Rund 16 Prozent wurden online belästigt
"Da junge Menschen bis zu sechs Stunden am Tag online verbringen, können selbst kleine Veränderungen der Mobbing-Raten tiefgreifende Auswirkungen auf die Gesundheit und das Wohlbefinden Tausender Menschen haben", so Kluge. Laut der neuen Studie gaben 15 Prozent der Jungen und 16 Prozent der Mädchen an, in den vergangenen Monaten mindestens einmal online belästigt worden zu sein.
"Wenn aus dem Mobbing Cybermobbing wird, dann ist es anonym und kann viel schneller Verbreitung finden", hatte Kirsten Reinhardt, Lehrerin am Ratsgymnasium in Münster, dem WDR im Dezember gesagt: "Es verfolgt einen: Es ist dann nicht mehr nur in der Schule, sondern auch zuhause." Oft entwickle sich (Cyber-)Mobbing aus kleineren Streitigkeiten, die im Netz ausgetragen werden.
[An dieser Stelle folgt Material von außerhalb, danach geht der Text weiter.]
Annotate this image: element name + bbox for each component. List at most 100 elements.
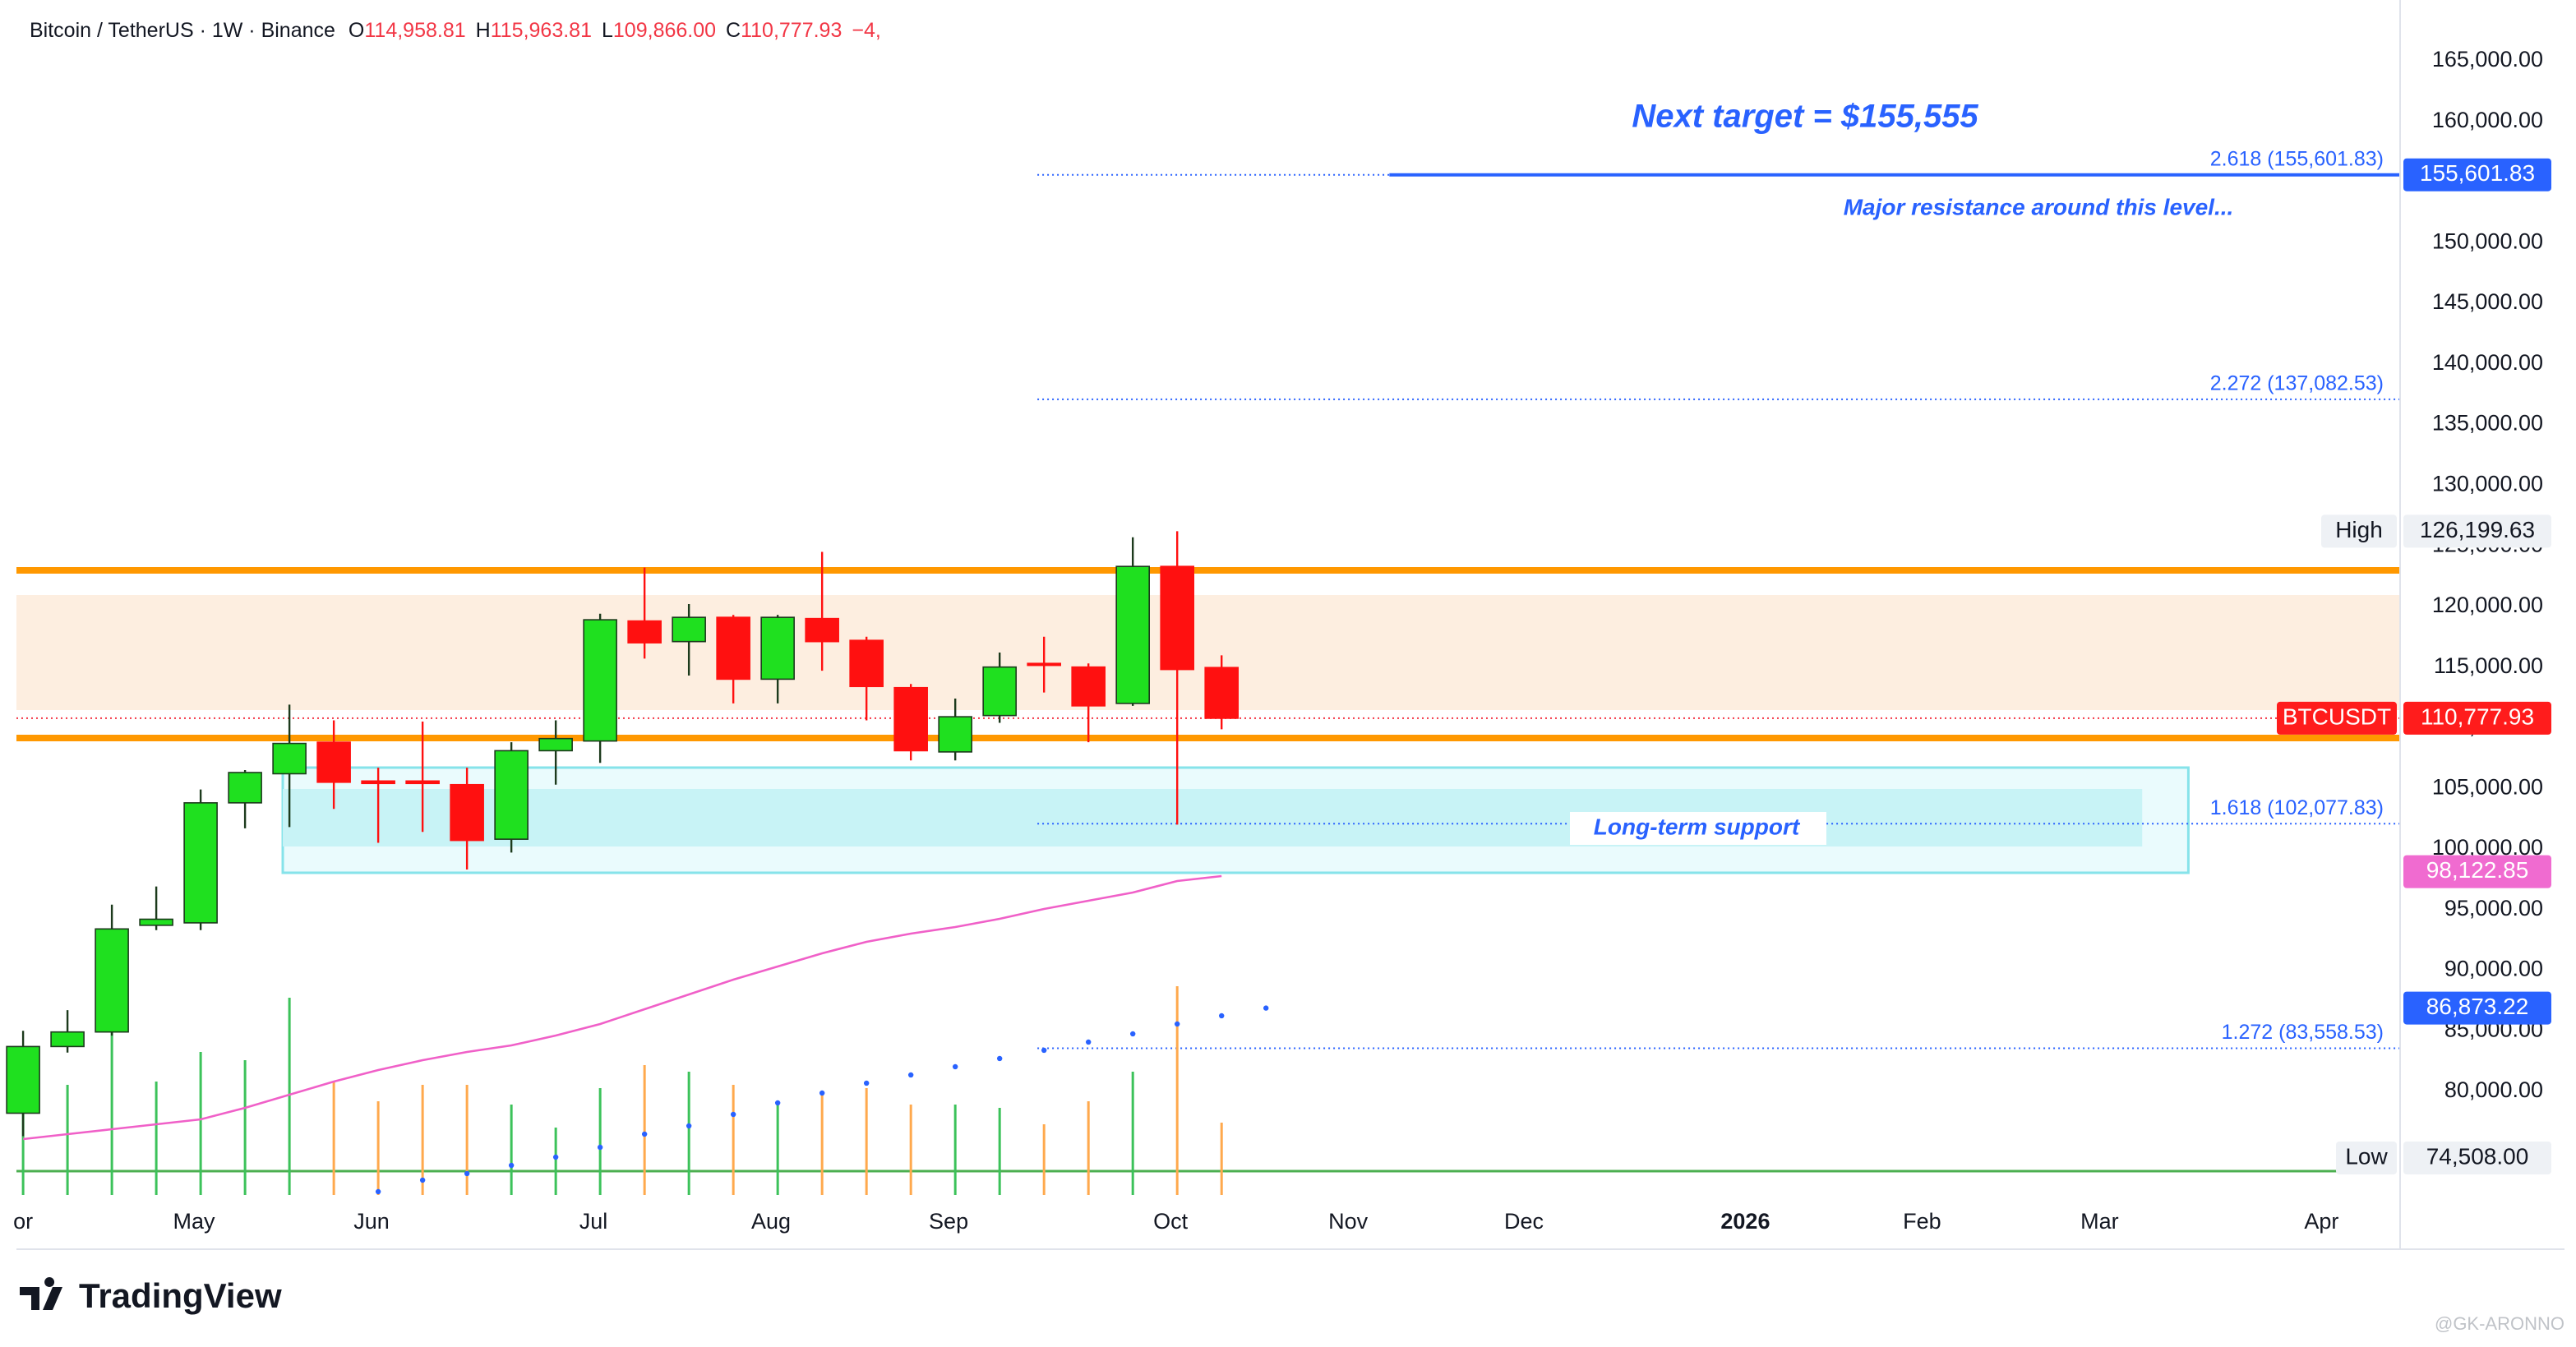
target-title: Next target = $155,555	[1632, 99, 1978, 135]
candle-body	[716, 616, 750, 680]
y-tick-label: 150,000.00	[2432, 228, 2543, 253]
x-tick-label: or	[13, 1209, 33, 1234]
high-tag: High	[2335, 517, 2383, 542]
candle-body	[1204, 667, 1240, 719]
target-value: 155,601.83	[2420, 160, 2535, 186]
y-tick-label: 130,000.00	[2432, 471, 2543, 496]
logo-text: TradingView	[79, 1276, 282, 1315]
candle-body	[228, 772, 262, 804]
dots-price-value: 86,873.22	[2426, 994, 2529, 1019]
indicator-dot	[597, 1144, 603, 1151]
support-inner	[283, 788, 2143, 846]
indicator-dot	[641, 1131, 648, 1137]
ma-price-value: 98,122.85	[2426, 857, 2529, 883]
watermark: @GK-ARONNO	[2435, 1313, 2564, 1334]
indicator-dot	[907, 1072, 914, 1078]
candle-body	[95, 928, 129, 1033]
symbol: Bitcoin / TetherUS · 1W · Binance	[30, 19, 335, 42]
y-tick-label: 95,000.00	[2444, 896, 2543, 920]
x-tick-label: May	[173, 1209, 216, 1234]
candle-body	[893, 686, 928, 752]
x-tick-label: Nov	[1328, 1209, 1369, 1234]
high-value: 126,199.63	[2420, 517, 2535, 542]
y-tick-label: 160,000.00	[2432, 108, 2543, 132]
candle-body	[450, 783, 484, 842]
candle-body	[938, 716, 972, 753]
target-note: Major resistance around this level...	[1844, 194, 2234, 219]
indicator-dot	[1174, 1021, 1180, 1027]
candle-body	[672, 616, 706, 643]
indicator-dot	[996, 1055, 1003, 1062]
indicator-dot	[552, 1154, 559, 1160]
candle-body	[316, 741, 351, 783]
ohlc-key: L	[602, 19, 613, 42]
y-tick-label: 135,000.00	[2432, 411, 2543, 436]
x-tick-label: Feb	[1903, 1209, 1941, 1234]
fib-label: 1.618 (102,077.83)	[2210, 796, 2384, 819]
ohlc-key: H	[476, 19, 491, 42]
x-tick-label: Jul	[579, 1209, 608, 1234]
indicator-dot	[952, 1063, 958, 1070]
y-tick-label: 145,000.00	[2432, 289, 2543, 314]
indicator-dot	[1129, 1031, 1136, 1037]
ohlc-key: C	[726, 19, 741, 42]
candle-body	[760, 616, 795, 680]
ohlc-value: 110,777.93	[741, 19, 842, 42]
indicator-dot	[1085, 1039, 1092, 1045]
candle-body	[6, 1045, 40, 1114]
candle-body	[405, 780, 440, 785]
candle-body	[849, 639, 884, 688]
candle-body	[50, 1031, 85, 1048]
last-price-tag-box	[2277, 701, 2397, 735]
indicator-dot	[508, 1162, 515, 1169]
indicator-dot	[863, 1080, 870, 1086]
indicator-dot	[419, 1177, 426, 1183]
y-tick-label: 80,000.00	[2444, 1077, 2543, 1102]
candle-body	[272, 742, 307, 775]
x-tick-label: Dec	[1504, 1209, 1544, 1234]
indicator-dot	[1041, 1047, 1047, 1054]
ma-price-box	[2403, 855, 2551, 888]
indicator-dot	[819, 1090, 825, 1096]
x-tick-label: Jun	[353, 1209, 390, 1234]
indicator-dot	[774, 1100, 781, 1106]
target-box	[2403, 158, 2551, 191]
indicator-dot	[1263, 1005, 1269, 1011]
candle-body	[538, 737, 573, 752]
candle-body	[805, 617, 839, 643]
indicator-dot	[375, 1188, 381, 1195]
y-tick-label: 140,000.00	[2432, 350, 2543, 375]
candle-body	[1115, 565, 1150, 704]
y-tick-label: 90,000.00	[2444, 957, 2543, 981]
candle-body	[583, 619, 617, 742]
low-box	[2403, 1141, 2551, 1174]
y-tick-label: 105,000.00	[2432, 774, 2543, 799]
candle-body	[627, 620, 662, 644]
x-tick-label: Apr	[2304, 1209, 2338, 1234]
indicator-dot	[686, 1123, 692, 1129]
indicator-dot	[1219, 1013, 1225, 1019]
fib-label: 2.618 (155,601.83)	[2210, 147, 2384, 170]
support-label: Long-term support	[1594, 814, 1801, 839]
last-price-tag: BTCUSDT	[2283, 703, 2391, 729]
low-value: 74,508.00	[2426, 1143, 2529, 1169]
candle-body	[139, 918, 173, 926]
indicator-dot	[464, 1170, 470, 1177]
candle-body	[1027, 662, 1061, 667]
x-tick-label: Oct	[1153, 1209, 1189, 1234]
ohlc-key: O	[349, 19, 364, 42]
indicator-dot	[730, 1111, 736, 1118]
y-tick-label: 115,000.00	[2434, 653, 2543, 678]
candle-body	[982, 666, 1017, 717]
x-tick-label: Mar	[2080, 1209, 2119, 1234]
header: Bitcoin / TetherUS · 1W · Binance O114,95…	[30, 19, 881, 42]
last-price-box	[2403, 701, 2551, 735]
high-tag-box	[2321, 514, 2397, 548]
x-tick-label: Sep	[929, 1209, 968, 1234]
change: −4,	[852, 19, 880, 42]
candle-body	[1160, 565, 1194, 671]
x-tick-label: Aug	[751, 1209, 791, 1234]
dots-price-box	[2403, 991, 2551, 1025]
high-box	[2403, 514, 2551, 548]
Nicht zu viel über sich im Internet verraten
Das Bundesministerium für Familie, Senioren, Frauen und Jugend rät Kinder und Jugendlichen, im Internet nicht zu viel über sich zu verraten - z.B. sollte der Wohnort und die Handynummer nicht einsehbar sein. Eltern und Betroffene sollen Fälle von Cybermobbing dokumentieren, sich an Plattform-Betreiber wenden oder das Gespräch mit Tätern suchen - denn trotz Internet-Anonymität seien die Täter oft bekannt.
Die EU-Initiative "klicksafe" rät Betroffenen: Erst einmal ruhig bleiben und sich Rat holen - bei Eltern, Lehrern oder auch bei Beratungs-Hotlines. Neben der Dokumentation der Angriffe seien auch das Melden oder Blockieren von Personen bei Plattform-Betreibern sinnvoll. Man sollte das Mobbing nicht einfach hinnehmen, sondern sich verteidigen.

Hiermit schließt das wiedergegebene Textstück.